“O BESOURO É UM FILME DE FANTASIA, NÃO SOBRE CAPOEIRA”, DIZ DIRETOR

João Daniel Tikhormiroff conta que se apaixonou por cinema ainda criança dentro das cabines de projeção, quando seu pai, Daniel Michael Tikhormiroff, era diretor da distribuidora Universal do Brasil. “Fiquei fascinado com o universo hitchcockiano”, conta ele, em entrevista exclusiva ao UOL, por telefone, direto de seu escritório no Rio de Janeiro. “Mas também aprendi muito na adolescência vendo [Ingmar] Bergman, [Federico] Fellini, [Jean-Luc] Godard, Alain Resnais e outros.”

Naturalmente, Tikhormiroff seguiu carreira no cinema. Atuou como assistente em vários filmes brasileiros, dirigiu curtas-metragens, fez um documentário e, quando estava para estrear como diretor de longas-metragens de ficção, o ex-presidente Fernando Collor extinguiu a Embrafilme. Depois de se dedicar à publicidade e viver na Espanha durante quase uma década, ele finalmente estreia na direção com “Besouro”, definido pelo próprio cineasta como “um filme de fantasia baseado nas lendas a respeito dO [lendário capoeirista] Besouro”.

Tikhormiroff diz que sua primeira inspiração foi o livro “Feijoada no Paraíso”, ficção inspirada no folclórico personagem da cultura brasileira, escrito pelo publicitário e cartunista carioca Marco Carvalho. “Claro que o livro me inspirou, mas também me atraiu a possibilidade de transformar essa história em algo original, com personalidade, nunca antes feito”, contou ele. A despeito dos esforços do cineasta, não há como afastar “Besouro” de filmes de ação, artes marciais e aventura, especialmente “O Tigre e o Dragão”, de Ang Lee.

O sucesso mundial de Lee foi, aliás, uma das referências apresentadas por Tikhormiroff à equipe e atores de “Besouro”. Na pequena Andaraí, vizinha a Igatu, na Chapada Diamantina, onde o filme foi rodado, o diretor fazia sessões com o objetivo de informar a equipe e os atores. Exibiu o faroeste “Os Indomáveis”, com Russel Crowe e Christian Bale, para exemplificar a química de amor e ódio que deve se estabelecer entre os capoeiras Besouro e Quero-Quero; “Sangue Negro”, com Daniel Day-Lewis, para mostrar como se constroi um personagem maquiavélico e também como referência de fotografia; “Kill Bill vols. 1 e 2”, de Quentin Tarantino, por conta das cenas de ação.

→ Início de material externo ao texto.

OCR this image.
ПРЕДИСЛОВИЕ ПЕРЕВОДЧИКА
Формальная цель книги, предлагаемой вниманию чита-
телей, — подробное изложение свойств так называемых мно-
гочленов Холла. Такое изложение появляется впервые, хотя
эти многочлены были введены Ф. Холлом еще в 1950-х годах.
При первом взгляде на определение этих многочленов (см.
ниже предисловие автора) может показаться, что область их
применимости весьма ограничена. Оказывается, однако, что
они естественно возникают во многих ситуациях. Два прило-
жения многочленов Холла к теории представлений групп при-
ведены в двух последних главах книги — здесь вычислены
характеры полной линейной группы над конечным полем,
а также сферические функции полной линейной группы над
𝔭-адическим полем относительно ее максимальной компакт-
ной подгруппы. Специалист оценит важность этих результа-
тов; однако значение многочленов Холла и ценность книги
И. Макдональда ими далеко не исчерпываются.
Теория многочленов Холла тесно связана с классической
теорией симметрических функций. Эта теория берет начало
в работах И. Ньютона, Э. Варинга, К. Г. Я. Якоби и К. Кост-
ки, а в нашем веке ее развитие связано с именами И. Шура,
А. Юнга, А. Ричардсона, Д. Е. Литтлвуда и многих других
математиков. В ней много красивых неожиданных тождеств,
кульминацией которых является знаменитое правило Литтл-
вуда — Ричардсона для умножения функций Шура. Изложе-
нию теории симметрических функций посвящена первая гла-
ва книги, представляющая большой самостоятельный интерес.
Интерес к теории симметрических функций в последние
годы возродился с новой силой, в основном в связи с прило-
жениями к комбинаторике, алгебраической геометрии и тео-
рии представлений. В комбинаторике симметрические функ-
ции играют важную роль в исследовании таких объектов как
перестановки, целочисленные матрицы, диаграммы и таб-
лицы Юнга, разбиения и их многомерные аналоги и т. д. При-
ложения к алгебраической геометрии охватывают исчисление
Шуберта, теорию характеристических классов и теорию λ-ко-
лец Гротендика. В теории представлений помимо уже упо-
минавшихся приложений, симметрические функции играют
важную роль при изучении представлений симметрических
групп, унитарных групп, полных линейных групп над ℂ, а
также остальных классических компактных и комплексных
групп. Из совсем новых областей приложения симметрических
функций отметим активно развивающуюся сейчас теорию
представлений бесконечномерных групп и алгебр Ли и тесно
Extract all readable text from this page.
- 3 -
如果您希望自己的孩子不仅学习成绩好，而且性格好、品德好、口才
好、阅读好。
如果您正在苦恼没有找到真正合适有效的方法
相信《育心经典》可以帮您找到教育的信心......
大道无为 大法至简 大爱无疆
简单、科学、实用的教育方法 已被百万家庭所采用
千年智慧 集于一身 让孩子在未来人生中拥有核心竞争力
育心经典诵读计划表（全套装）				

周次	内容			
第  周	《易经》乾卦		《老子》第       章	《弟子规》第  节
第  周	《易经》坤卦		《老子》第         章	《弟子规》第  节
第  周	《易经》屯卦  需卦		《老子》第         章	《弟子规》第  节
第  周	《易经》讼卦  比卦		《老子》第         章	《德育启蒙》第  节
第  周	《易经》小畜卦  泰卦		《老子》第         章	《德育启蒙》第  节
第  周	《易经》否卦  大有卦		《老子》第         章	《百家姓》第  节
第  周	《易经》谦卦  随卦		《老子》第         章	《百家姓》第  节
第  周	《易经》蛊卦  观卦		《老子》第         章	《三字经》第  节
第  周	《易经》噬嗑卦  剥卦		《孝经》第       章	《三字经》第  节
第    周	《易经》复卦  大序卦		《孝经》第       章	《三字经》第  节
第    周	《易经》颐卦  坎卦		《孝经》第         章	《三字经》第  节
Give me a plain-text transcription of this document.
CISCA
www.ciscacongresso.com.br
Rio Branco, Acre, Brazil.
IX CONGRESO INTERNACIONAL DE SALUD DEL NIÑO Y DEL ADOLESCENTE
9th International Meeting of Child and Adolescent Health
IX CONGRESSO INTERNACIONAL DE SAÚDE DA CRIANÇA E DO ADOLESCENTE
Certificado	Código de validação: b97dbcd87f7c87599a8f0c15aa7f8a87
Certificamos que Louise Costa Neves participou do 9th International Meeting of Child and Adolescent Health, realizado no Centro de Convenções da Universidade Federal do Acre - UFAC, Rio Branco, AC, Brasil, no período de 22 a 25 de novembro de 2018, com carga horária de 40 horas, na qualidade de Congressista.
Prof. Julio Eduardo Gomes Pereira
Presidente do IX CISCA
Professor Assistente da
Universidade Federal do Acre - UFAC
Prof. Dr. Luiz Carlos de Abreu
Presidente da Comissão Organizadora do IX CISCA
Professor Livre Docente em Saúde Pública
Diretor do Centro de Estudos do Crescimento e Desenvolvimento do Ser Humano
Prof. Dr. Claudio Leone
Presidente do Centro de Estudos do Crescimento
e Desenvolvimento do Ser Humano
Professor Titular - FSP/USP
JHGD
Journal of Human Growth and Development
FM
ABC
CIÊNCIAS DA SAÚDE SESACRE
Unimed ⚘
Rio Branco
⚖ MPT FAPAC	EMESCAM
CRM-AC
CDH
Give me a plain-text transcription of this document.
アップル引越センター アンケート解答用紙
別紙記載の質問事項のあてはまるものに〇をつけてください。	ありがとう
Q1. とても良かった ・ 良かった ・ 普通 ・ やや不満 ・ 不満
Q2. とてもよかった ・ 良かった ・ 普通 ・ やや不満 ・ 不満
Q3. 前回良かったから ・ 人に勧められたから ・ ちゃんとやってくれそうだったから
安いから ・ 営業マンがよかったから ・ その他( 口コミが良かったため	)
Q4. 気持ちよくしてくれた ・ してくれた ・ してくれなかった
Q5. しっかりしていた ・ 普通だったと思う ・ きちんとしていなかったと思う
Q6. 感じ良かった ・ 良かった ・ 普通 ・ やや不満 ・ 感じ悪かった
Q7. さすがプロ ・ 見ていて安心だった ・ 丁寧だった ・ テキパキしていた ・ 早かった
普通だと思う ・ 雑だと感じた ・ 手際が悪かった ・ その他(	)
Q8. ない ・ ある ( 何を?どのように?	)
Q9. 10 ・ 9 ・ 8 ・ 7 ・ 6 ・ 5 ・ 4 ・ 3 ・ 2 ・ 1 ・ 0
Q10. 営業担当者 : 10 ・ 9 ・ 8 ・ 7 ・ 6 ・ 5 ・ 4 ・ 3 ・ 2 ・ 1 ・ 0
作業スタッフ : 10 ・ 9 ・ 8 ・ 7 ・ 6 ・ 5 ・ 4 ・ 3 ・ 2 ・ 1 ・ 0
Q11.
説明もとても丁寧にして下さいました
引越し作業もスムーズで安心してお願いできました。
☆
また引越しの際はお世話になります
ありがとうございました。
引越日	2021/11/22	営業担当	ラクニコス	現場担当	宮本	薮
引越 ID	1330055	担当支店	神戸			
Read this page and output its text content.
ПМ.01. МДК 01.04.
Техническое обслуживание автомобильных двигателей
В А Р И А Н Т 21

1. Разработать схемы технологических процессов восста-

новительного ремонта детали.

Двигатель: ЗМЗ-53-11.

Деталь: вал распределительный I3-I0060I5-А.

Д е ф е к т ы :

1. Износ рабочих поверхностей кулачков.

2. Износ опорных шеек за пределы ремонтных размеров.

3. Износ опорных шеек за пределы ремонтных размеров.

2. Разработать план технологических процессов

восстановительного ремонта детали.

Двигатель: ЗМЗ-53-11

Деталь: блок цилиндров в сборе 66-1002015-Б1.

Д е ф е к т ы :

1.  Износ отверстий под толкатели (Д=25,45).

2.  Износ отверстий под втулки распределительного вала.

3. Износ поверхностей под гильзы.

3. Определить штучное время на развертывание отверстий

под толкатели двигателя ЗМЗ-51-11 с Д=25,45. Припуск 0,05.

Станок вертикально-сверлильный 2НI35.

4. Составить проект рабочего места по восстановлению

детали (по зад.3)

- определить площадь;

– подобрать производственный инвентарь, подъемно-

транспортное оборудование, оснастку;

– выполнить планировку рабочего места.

Entusiasmado com a repercussão antes mesmo da estreia, Tikhormiroff rejeita o rótulo de “filme popular” para “Besouro”. “Eu voltei para o Brasil motivado pela possibilidade de fazer esse filme”, disse ele. “”Queria contar essa história dessa maneira, queria falar de uma época em que aqui ainda tratavam os negros como escravos, em que a luta era tratada como dança ou jogo para driblar a legislação.”

Nas primeiras sessões feitas para amigos e conselheiros, Tikhormiroff recebeu opiniões muito encorajadoras. Segundo o diretor, Hector Babenco ficou surpreso com o risco que ele correu fazendo esse filme. Cacá Diegues, por sua vez, disse que o diretor inventou um novo gênero, por acaso muito original, com amplo apelo de público.

Não por acaso, “Besouro” entrou em cartaz no dia 30 de outubro, com 160 cópias distribuídas pelas principais capitais brasileiras. “É um sinal de que a distribuidora acredita no filme”, disse ele.